Pour les écologistes, démocratiser l’accès aux savoirs n’est pas seulement un vecteur de progrès social : c’est également un impératif pour préparer la transition vers une société soutenable. Dans un monde toujours plus complexe et interdépendant, une éducation de qualité, accessible à tous et tout au long de la vie, est le meilleur gage d’une citoyenneté éclairée et de la capacité à appréhender les transformations que devront réaliser nos sociétés. EELV souhaite donc engager une action déterminée pour permettre au plus grand nombre d’accéder aux études supérieures, sans distinction d’origine sociale et sans que les parcours ne soient conditionnés par les seuls résultats scolaires antérieurs.
Il ne peut y avoir de démocratie véritable sans émancipation intellectuelle : l’éducation est donc un droit pour tous et une mission centrale de la puissance publique. Ceci fonde le caractère de service public de l’enseignement supérieur. En France, son financement par la puissance publique combine un coût des études faible, supposé encourager les jeunes issus de familles modestes et moyennes à s’y engager, et un accompagnement social limité, qui les en dissuade – comme le prouve la polarisation croissante des étudiants en fonction de l’origine sociale. Le résultat est paradoxal : les impôts de tous (a fortiori ceux des plus modestes, vu la mauvaise progressivité des prélèvement sociaux en France) financent les études supérieures des enfants de cadres. La réponse néo-libérale est connue : laisser ceux qui les entreprennent assumer le coût de leurs études ou développer l’emprunt des étudiants. Celle d’EELV est radicalement opposée : considérer ce service public comme un investissement de la société sur elle-même, dans le cadre d’une fiscalité réellement progressive et d’une politique d’autonomisation des jeunes (avec pour principaux outils une politique dynamique de logement étudiant et la transition vers un Revenu Étudiant – cf la table ronde consacré à l’autonomie des jeunes).

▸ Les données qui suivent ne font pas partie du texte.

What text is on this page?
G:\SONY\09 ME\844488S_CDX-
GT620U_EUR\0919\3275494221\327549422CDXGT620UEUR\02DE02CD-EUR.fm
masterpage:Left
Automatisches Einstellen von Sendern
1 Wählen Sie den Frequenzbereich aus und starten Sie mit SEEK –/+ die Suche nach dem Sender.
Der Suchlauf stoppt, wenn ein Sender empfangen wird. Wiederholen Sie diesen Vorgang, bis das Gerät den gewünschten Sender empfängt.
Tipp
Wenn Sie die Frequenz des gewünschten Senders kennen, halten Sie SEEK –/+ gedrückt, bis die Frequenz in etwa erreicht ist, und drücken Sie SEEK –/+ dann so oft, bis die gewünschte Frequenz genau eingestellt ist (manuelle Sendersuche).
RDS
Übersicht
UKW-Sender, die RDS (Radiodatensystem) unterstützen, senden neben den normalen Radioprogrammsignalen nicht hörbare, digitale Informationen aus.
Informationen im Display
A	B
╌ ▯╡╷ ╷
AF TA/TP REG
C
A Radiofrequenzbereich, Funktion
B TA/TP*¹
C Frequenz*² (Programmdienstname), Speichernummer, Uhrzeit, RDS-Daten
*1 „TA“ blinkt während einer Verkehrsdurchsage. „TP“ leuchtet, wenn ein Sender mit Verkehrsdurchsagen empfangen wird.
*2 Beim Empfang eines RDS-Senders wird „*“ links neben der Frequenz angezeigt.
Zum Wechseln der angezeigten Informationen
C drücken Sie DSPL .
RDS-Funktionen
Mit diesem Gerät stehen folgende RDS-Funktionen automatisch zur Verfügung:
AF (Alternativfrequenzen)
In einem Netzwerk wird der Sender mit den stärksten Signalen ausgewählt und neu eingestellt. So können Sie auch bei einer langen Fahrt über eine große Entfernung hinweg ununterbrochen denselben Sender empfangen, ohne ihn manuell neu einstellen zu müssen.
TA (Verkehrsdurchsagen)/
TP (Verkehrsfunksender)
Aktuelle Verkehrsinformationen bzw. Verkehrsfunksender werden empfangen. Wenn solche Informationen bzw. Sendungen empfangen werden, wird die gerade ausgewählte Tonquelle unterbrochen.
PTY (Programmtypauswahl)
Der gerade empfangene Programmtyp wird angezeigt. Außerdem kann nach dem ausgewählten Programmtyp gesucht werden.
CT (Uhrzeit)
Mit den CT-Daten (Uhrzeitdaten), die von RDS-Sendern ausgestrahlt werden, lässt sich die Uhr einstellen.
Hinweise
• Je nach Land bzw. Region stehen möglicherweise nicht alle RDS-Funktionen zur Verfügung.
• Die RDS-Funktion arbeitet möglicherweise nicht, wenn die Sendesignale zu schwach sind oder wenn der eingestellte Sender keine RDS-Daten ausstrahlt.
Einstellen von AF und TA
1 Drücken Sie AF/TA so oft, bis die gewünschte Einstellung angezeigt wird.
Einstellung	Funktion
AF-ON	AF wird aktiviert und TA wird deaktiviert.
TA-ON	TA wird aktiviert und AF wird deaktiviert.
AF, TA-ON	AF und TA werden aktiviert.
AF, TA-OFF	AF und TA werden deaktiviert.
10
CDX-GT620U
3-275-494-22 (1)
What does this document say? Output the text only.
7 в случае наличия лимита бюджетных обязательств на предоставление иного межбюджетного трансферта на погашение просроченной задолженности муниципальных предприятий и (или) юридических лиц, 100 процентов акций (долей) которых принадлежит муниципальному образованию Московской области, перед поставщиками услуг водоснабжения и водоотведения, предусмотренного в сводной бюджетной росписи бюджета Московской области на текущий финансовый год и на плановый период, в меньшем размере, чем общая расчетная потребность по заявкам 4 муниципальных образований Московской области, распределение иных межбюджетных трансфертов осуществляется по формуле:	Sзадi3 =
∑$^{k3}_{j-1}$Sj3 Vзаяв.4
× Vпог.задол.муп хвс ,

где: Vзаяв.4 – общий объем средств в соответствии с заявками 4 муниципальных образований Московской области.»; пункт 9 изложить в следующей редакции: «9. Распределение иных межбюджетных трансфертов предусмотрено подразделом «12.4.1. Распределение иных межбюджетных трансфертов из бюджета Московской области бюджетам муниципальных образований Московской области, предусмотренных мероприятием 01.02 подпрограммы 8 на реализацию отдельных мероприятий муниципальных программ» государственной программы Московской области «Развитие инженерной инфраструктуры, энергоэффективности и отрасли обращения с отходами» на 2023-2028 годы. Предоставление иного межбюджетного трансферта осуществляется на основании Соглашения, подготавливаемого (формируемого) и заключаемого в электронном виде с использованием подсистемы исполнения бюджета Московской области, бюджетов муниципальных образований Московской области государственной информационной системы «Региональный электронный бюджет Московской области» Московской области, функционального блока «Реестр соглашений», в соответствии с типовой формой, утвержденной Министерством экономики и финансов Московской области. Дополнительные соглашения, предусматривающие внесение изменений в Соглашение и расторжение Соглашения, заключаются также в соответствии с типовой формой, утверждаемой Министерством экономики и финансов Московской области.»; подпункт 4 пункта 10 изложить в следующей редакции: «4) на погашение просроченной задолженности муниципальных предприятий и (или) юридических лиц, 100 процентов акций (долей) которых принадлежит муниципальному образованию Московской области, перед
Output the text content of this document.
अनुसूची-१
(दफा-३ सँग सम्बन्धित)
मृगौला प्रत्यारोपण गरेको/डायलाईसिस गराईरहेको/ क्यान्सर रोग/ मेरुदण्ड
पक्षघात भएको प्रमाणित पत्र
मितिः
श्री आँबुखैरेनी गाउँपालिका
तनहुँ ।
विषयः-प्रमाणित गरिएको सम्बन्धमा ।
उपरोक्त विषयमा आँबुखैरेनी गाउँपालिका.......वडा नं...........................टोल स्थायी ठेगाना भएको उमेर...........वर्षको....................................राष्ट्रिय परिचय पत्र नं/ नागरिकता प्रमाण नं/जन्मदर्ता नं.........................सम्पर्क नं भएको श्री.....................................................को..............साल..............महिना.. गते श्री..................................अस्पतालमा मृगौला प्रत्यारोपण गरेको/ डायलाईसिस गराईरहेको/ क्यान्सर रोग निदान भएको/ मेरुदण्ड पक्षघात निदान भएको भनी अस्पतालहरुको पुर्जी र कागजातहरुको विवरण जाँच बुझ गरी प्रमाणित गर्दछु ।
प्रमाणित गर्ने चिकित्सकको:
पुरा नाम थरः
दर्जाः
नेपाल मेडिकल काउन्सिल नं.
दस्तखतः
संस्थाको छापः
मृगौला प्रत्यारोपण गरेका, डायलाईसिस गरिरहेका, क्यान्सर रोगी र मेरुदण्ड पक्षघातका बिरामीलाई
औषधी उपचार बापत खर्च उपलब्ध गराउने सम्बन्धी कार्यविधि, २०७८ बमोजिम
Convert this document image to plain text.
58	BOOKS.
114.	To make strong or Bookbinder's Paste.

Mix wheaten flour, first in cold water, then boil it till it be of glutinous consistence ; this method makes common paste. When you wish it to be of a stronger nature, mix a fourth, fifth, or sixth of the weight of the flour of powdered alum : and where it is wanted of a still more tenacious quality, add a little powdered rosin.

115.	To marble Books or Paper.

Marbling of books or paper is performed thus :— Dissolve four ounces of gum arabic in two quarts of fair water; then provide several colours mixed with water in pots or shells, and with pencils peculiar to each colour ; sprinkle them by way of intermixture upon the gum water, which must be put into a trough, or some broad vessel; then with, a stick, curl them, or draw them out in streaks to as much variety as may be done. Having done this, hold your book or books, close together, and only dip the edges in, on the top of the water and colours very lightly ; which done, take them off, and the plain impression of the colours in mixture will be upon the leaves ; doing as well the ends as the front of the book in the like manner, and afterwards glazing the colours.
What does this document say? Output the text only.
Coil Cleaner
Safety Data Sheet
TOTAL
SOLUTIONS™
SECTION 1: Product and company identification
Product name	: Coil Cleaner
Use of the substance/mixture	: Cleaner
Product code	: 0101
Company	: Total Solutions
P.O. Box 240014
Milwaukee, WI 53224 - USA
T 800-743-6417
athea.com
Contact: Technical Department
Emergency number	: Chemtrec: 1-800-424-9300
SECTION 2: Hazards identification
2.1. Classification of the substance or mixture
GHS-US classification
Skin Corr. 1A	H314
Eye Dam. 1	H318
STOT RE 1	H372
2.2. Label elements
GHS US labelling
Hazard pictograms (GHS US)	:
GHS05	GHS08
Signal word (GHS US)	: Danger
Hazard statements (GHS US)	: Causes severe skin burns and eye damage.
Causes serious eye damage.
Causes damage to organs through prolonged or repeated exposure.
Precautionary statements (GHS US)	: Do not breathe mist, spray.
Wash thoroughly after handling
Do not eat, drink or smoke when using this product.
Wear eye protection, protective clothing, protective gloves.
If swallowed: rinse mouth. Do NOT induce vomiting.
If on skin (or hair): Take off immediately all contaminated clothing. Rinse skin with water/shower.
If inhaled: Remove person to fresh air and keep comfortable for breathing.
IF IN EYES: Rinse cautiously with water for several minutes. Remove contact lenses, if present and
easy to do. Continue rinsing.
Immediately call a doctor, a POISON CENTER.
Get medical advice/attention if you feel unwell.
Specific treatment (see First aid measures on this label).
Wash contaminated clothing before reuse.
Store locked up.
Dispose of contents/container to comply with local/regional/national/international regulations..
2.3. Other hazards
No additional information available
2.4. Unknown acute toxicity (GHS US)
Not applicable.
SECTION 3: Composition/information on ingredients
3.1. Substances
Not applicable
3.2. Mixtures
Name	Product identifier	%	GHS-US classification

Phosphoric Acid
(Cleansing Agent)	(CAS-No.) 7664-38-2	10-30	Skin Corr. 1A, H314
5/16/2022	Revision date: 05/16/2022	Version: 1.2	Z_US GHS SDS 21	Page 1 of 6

Démocratiser l’accès à l’ES, c’est assurer que toutes les voies de formation accueillent les étudiants dans de bonnes conditions. Malgré une avalanche de lois, de plans, et surtout de milliards désespérément virtuels, l’Université reste insuffisamment dotée face aux autres filières du supérieur. Un rattrapage des moyens reste donc indispensable, d’autant que la France dépense aujourd’hui relativement peu pour son ES (1,3% du PIB contre 1,5 en moyenne de l’OCDE). Mais, en rupture avec la logique actuelle et sa fascination pour des classements internationaux biaisés, il ne s’agit pas seulement de faire émerger quelques pôles de prestige, qui plus est concentrés dans une bande étroite du territoire : il faut assurer que chaque région dispose d’au moins un pôle universitaire au meilleur niveau, en lien étroit avec un réseau de sites mettant l’accent sur la proximité. Cet objectif répond à la fois à un souci d’équité géographique et à la nécessité d’un tissu national équilibré pour répondre aux besoins de formation qualifiée et garantir le dynamisme de la recherche – tout en veillant à éviter le saupoudrage, qui peut mettre en danger la qualité de la recherche et donc des formations, ni d’ignorer les points forts ou les spécificités locales. L’objectif est l’accès à l’éducation et le développement de toutes les recherches : créer des pôles de recherche et d’enseignement supérieur compétitifs au niveau international peut être un moyen, mais en aucun cas une fin. Soutenir l’activité de recherche universitaire ne passe d’ailleurs pas par la formation d’une élite d’EC n’enseignant presque plus, mais par une généralisation des possibilités de décharges au fil de la carrière.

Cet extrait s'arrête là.